FRANC-TIREUR, DE L’AIR POUR LA RAISON

Dans son éditorial fondateur, Franc-Tireur, nouvel hebdomadaire, présente son « enfant de papier » comme un « tigre » de « huit  pages recyclables ». Nous ne pouvons que souhaiter au nouvel enfant qu’il soit plus fort que les « tigres de papier » visés par Mao Zedong. À l’heure où Xi Jinping nargue la COP26 en fêtant le 100ème anniversaire du PC chinois avec l’ambition de dépasser son maître, le papier « recyclable » de Franc-Tireur risque de ne pas faire poids face au charbon de Pékin.

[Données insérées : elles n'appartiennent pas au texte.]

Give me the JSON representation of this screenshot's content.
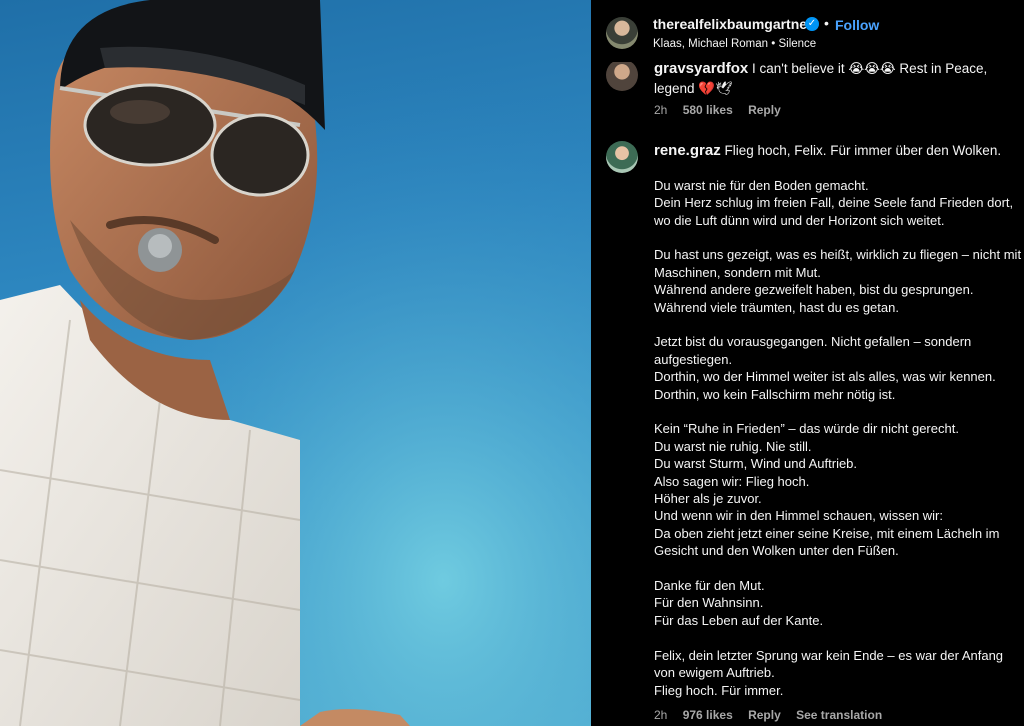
{
  "post": {
    "username": "therealfelixbaumgartner",
    "verified_icon": "verified-badge-icon",
    "separator": "•",
    "follow_label": "Follow",
    "audio": "Klaas, Michael Roman • Silence"
  },
  "comments": [
    {
      "username": "gravsyardfox",
      "text": "I can't believe it 😭😭😭 Rest in Peace, legend 💔🕊",
      "time": "2h",
      "likes": "580 likes",
      "reply": "Reply"
    },
    {
      "username": "rene.graz",
      "first_line": "Flieg hoch, Felix. Für immer über den Wolken.",
      "lines": [
        "",
        "Du warst nie für den Boden gemacht.",
        "Dein Herz schlug im freien Fall, deine Seele fand Frieden dort,",
        "wo die Luft dünn wird und der Horizont sich weitet.",
        "",
        "Du hast uns gezeigt, was es heißt, wirklich zu fliegen – nicht mit",
        "Maschinen, sondern mit Mut.",
        "Während andere gezweifelt haben, bist du gesprungen.",
        "Während viele träumten, hast du es getan.",
        "",
        "Jetzt bist du vorausgegangen. Nicht gefallen – sondern",
        "aufgestiegen.",
        "Dorthin, wo der Himmel weiter ist als alles, was wir kennen.",
        "Dorthin, wo kein Fallschirm mehr nötig ist.",
        "",
        "Kein “Ruhe in Frieden” – das würde dir nicht gerecht.",
        "Du warst nie ruhig. Nie still.",
        "Du warst Sturm, Wind und Auftrieb.",
        "Also sagen wir: Flieg hoch.",
        "Höher als je zuvor.",
        "Und wenn wir in den Himmel schauen, wissen wir:",
        "Da oben zieht jetzt einer seine Kreise, mit einem Lächeln im",
        "Gesicht und den Wolken unter den Füßen.",
        "",
        "Danke für den Mut.",
        "Für den Wahnsinn.",
        "Für das Leben auf der Kante.",
        "",
        "Felix, dein letzter Sprung war kein Ende – es war der Anfang",
        "von ewigem Auftrieb.",
        "Flieg hoch. Für immer."
      ],
      "time": "2h",
      "likes": "976 likes",
      "reply": "Reply",
      "see_translation": "See translation"
    }
  ],
  "colors": {
    "background": "#000000",
    "text": "#f5f5f5",
    "muted": "#a8a8a8",
    "follow": "#4aa3ff",
    "verified": "#0095f6"
  }
}
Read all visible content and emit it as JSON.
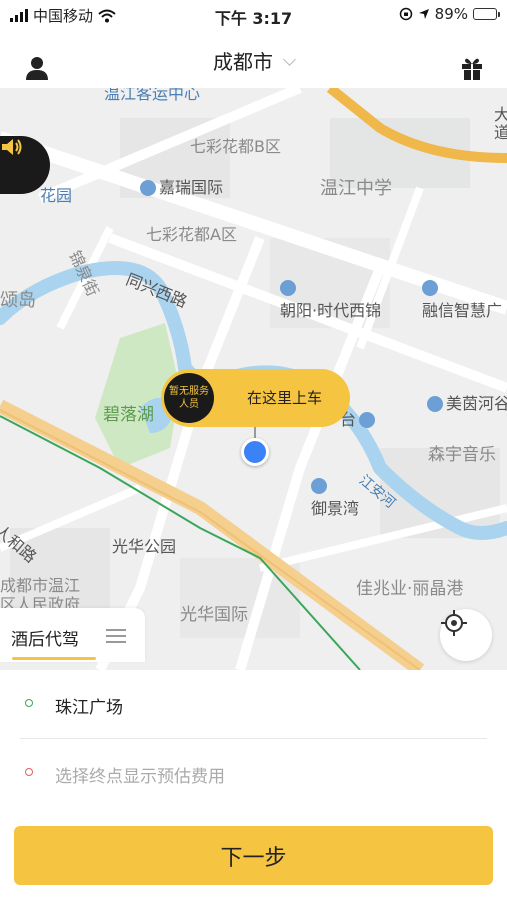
{
  "status_bar": {
    "carrier": "中国移动",
    "time": "下午 3:17",
    "battery": "89%",
    "battery_level": 0.89
  },
  "header": {
    "city": "成都市",
    "left_icon": "user-icon",
    "right_icon": "gift-icon"
  },
  "map": {
    "labels": {
      "wenjiang_bus": "温江客运中心",
      "qicai_b": "七彩花都B区",
      "jiarui": "嘉瑞国际",
      "wenjiang_school": "温江中学",
      "garden": "花园",
      "qicai_a": "七彩花都A区",
      "jinquan_jie": "锦泉街",
      "tongxing_xilu": "同兴西路",
      "song_island": "颂岛",
      "chaoyang": "朝阳·时代西锦",
      "rongxin": "融信智慧广",
      "biluo_lake": "碧落湖",
      "meiyin": "美茵河谷",
      "senyu": "森宇音乐",
      "jiangan_river": "江安河",
      "yujing_wan": "御景湾",
      "renhe_lu": "人和路",
      "guanghua_park": "光华公园",
      "gov": "成都市温江",
      "gov2": "区人民政府",
      "jiazhaoye": "佳兆业·丽晶港",
      "guanghua_intl": "光华国际",
      "tai": "台",
      "edge_right": "大道"
    },
    "pickup_marker": {
      "badge_line1": "暂无服务",
      "badge_line2": "人员",
      "text": "在这里上车"
    },
    "sound_icon": "speaker-icon",
    "locate_icon": "locate-crosshair-icon"
  },
  "service_tab": {
    "label": "酒后代驾",
    "menu_icon": "menu-icon"
  },
  "addresses": {
    "start": {
      "text": "珠江广场",
      "dot_color": "#3aa65a"
    },
    "end": {
      "placeholder": "选择终点显示预估费用",
      "dot_color": "#e06060"
    }
  },
  "next_button": "下一步",
  "colors": {
    "accent": "#f5c542",
    "dark": "#1a1a1a",
    "location_blue": "#3b82f6"
  }
}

Pourtant l’objectif est bien de donner de l’air et il est majeur. Le titre éditorial « Passionnément raisonnable » dit tout de cette exigence. Un constat est posé ; nous étouffons : « à force d’être pris en étau entre les « oui, mais », les « pas de vagues », les « Yakafokon », les « tout fout le camp » et les « bon sang, mais c’est un grand remplacement ! » Les démagogues, les complotistes, les anti-lumières, les antivax, les intégristes, les racistes et leurs doubles inversés racialistes, les misogynes et ceux qui voilent le féminisme, les victimaires tyranniques… Tous nous trouveront pour leur tenir tête, plume à la main, dans ces pages ». Cet état des lieux et cet espoir sont partagés par un grand nombre de Français excédés du fatras des idées faibles, des raisonnements confus et indigestes et des provocations mensongères qui trouvent néanmoins leur force par l’aplomb rageur de l’expression de leurs porteurs. Quand on n’a rien à dire, ou si peu, il faut le dire fort. Les prophètes de malheur sont de leur temps. Pire ils essaient de le créer à leur image grâce aux hauts parleurs des réseaux et des plateaux de l’information « en continue ». C’est que l’industrie médiatique sait ce que rapporte de pousser au plus haut les décibels des forts en gueule en pensée politique innovante. Beaucoup en pièces sonnantes et trébuchantes. Mais nous ne sommes pas obligés de vivre sous le sifflet strident, sous lequel nous serions strictement aux ordres à nous en faire trébucher la raison.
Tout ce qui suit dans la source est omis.